The Roman Empire reached from Europe to Africa to the Middle East, then reached in everyone’s pockets. Sometime in the first century, over in Israel, the son of God raised a ruckus by healing people and teaching folks how to love one another. Some didn’t like that message so they decided to teach their own philosophy of hating and crucified Him. The love your neighbor thing finally did catch on and began to resonate and this new Christianity began to spread all over the world.
Everyone had their own ideas of how this religion should be run, so someone had to be in charge of the flock and thus the pope became the new emperor. The pontiffs of ancient times helped in the spread of Christianity and the resolution of various doctrinal disputes. It was their way or the highway. The highway to hell that is. Major decisions like being forgiven, going to heaven and how much money you need to give to the church would now rest in his holy hands.
Over the years, Rome began to weaken and was splitting into two empires. In 455, the barbarians, namely the Vandals sacked the city. It was like Revenge of the Nerds. The Germanic tribe looted what they could snatching things like grain, pottery, candles, togas and lots of wine barrels, after all, it’s not a party without the booze. The Romans were like “What the hell happened to the good life of decadence and debauchery?” The senator bribes would stop, the orgies would seize and the pope got the hell out of Dodge and moved to Byzantium while the Jewish people would be scattered around the world. In the other hemisphere, the Aztecs in Central America were eating chocolate Acai berries and ripping out hearts to appease their Sun God. The North American Indians were enjoying life—hunting buffalo, smoking peyote and tickling each other with eagle feathers.

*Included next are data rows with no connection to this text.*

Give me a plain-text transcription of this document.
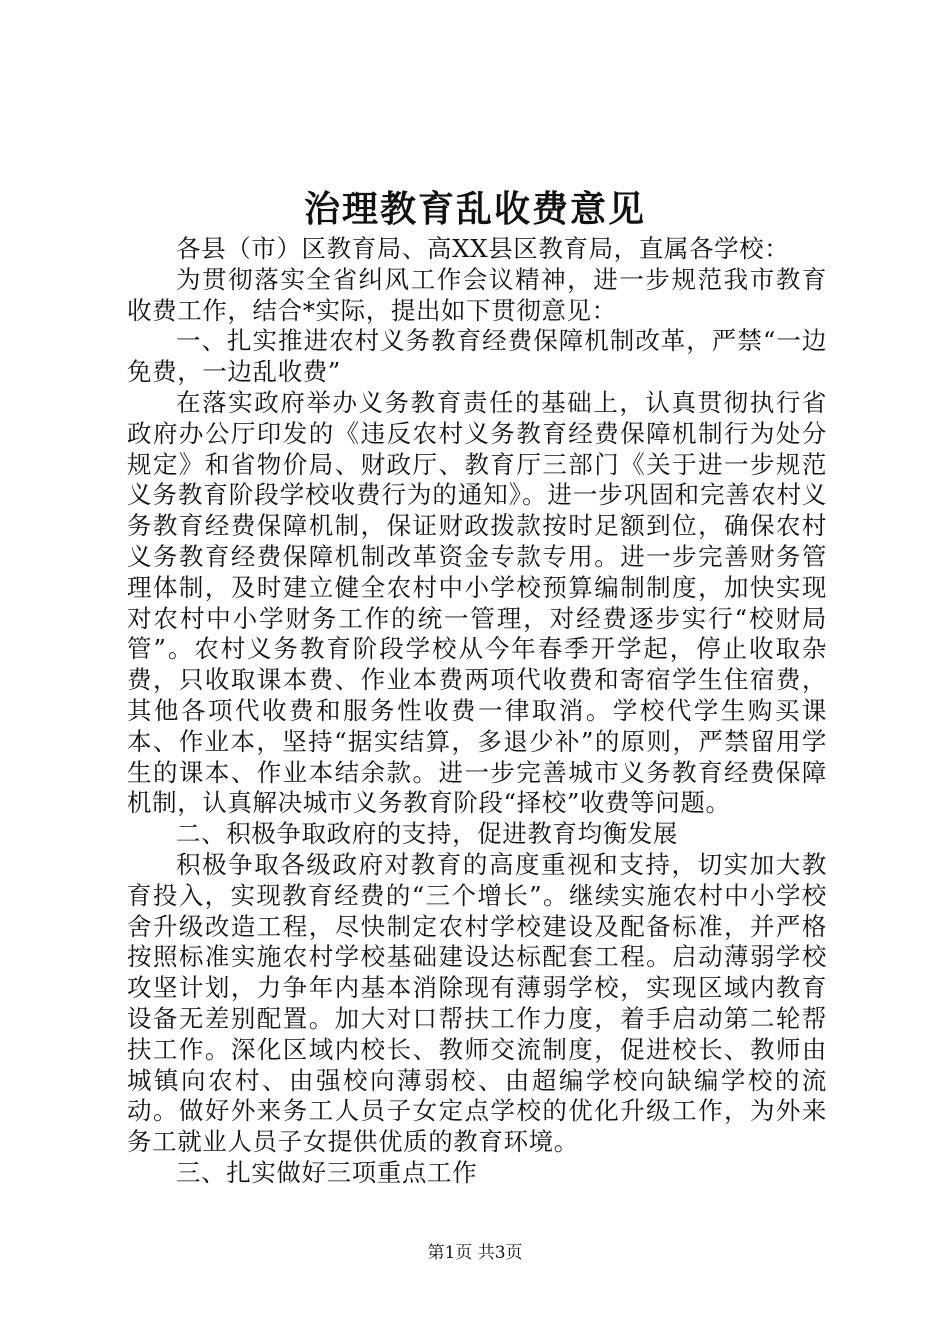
治理教育乱收费意见

各县（市）区教育局、高XX县区教育局，直属各学校：

为贯彻落实全省纠风工作会议精神，进一步规范我市教育收费工作，结合*实际，提出如下贯彻意见：

一、扎实推进农村义务教育经费保障机制改革，严禁“一边免费，一边乱收费”

在落实政府举办义务教育责任的基础上，认真贯彻执行省政府办公厅印发的《违反农村义务教育经费保障机制行为处分规定》和省物价局、财政厅、教育厅三部门《关于进一步规范义务教育阶段学校收费行为的通知》。进一步巩固和完善农村义务教育经费保障机制，保证财政拨款按时足额到位，确保农村义务教育经费保障机制改革资金专款专用。进一步完善财务管理体制，及时建立健全农村中小学校预算编制制度，加快实现对农村中小学财务工作的统一管理，对经费逐步实行“校财局管”。农村义务教育阶段学校从今年春季开学起，停止收取杂费，只收取课本费、作业本费两项代收费和寄宿学生住宿费，其他各项代收费和服务性收费一律取消。学校代学生购买课本、作业本，坚持“据实结算，多退少补”的原则，严禁留用学生的课本、作业本结余款。进一步完善城市义务教育经费保障机制，认真解决城市义务教育阶段“择校”收费等问题。

二、积极争取政府的支持，促进教育均衡发展

积极争取各级政府对教育的高度重视和支持，切实加大教育投入，实现教育经费的“三个增长”。继续实施农村中小学校舍升级改造工程，尽快制定农村学校建设及配备标准，并严格按照标准实施农村学校基础建设达标配套工程。启动薄弱学校攻坚计划，力争年内基本消除现有薄弱学校，实现区域内教育设备无差别配置。加大对口帮扶工作力度，着手启动第二轮帮扶工作。深化区域内校长、教师交流制度，促进校长、教师由城镇向农村、由强校向薄弱校、由超编学校向缺编学校的流动。做好外来务工人员子女定点学校的优化升级工作，为外来务工就业人员子女提供优质的教育环境。

三、扎实做好三项重点工作

第1页 共3页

The Byzantium Empire started to flourish as Europe was coming into the light while still in The Dark Ages. The economy was among the most advanced in that whole neck of the woods for many centuries. The main city, Constantinople was a prime hub in a trading network that at various times extended across nearly all of Eurasia and North Africa. It was the main stop on the Silk Road which would later became Route 66. They gave us mosaics, palaces, monasteries and probably area rugs. The Muslims and Turks would often attack them because they were stealing all their mathematics and astronomy knowledge and making claims like they invented the Pythagorean Theorem and discovered not only the Big Dipper but the little one as well. The Byzantines were a smorgasbord of people that spoke Greek, Arabic, Latin and maybe even some Pig Latin. They would flourish for over 1,000 years.
The authority of the Byzantine emperor as the legitimate Roman emperor was challenged by the coronation of Charlemagne in the year 800. He was crowned the new emperor by Pope Leo and thus began the Middle Ages, which began at the start and not the middle. This king basically united most of Europe, converting them to Christianity with mottos like, “You either love our God of love or we’ll kill you.” Hey, whatever works. This attitude spilled over to the crusaders in the tenth century. The crusaders, who used Constantinople as a rest stop, had a mission to free the Jews from Muslim control and gain access to the holy sites in Jerusalem and to prevent the expansion of Islam to the near east. At times, they killed some Jews obviously forgetting their goal of freeing the Jews.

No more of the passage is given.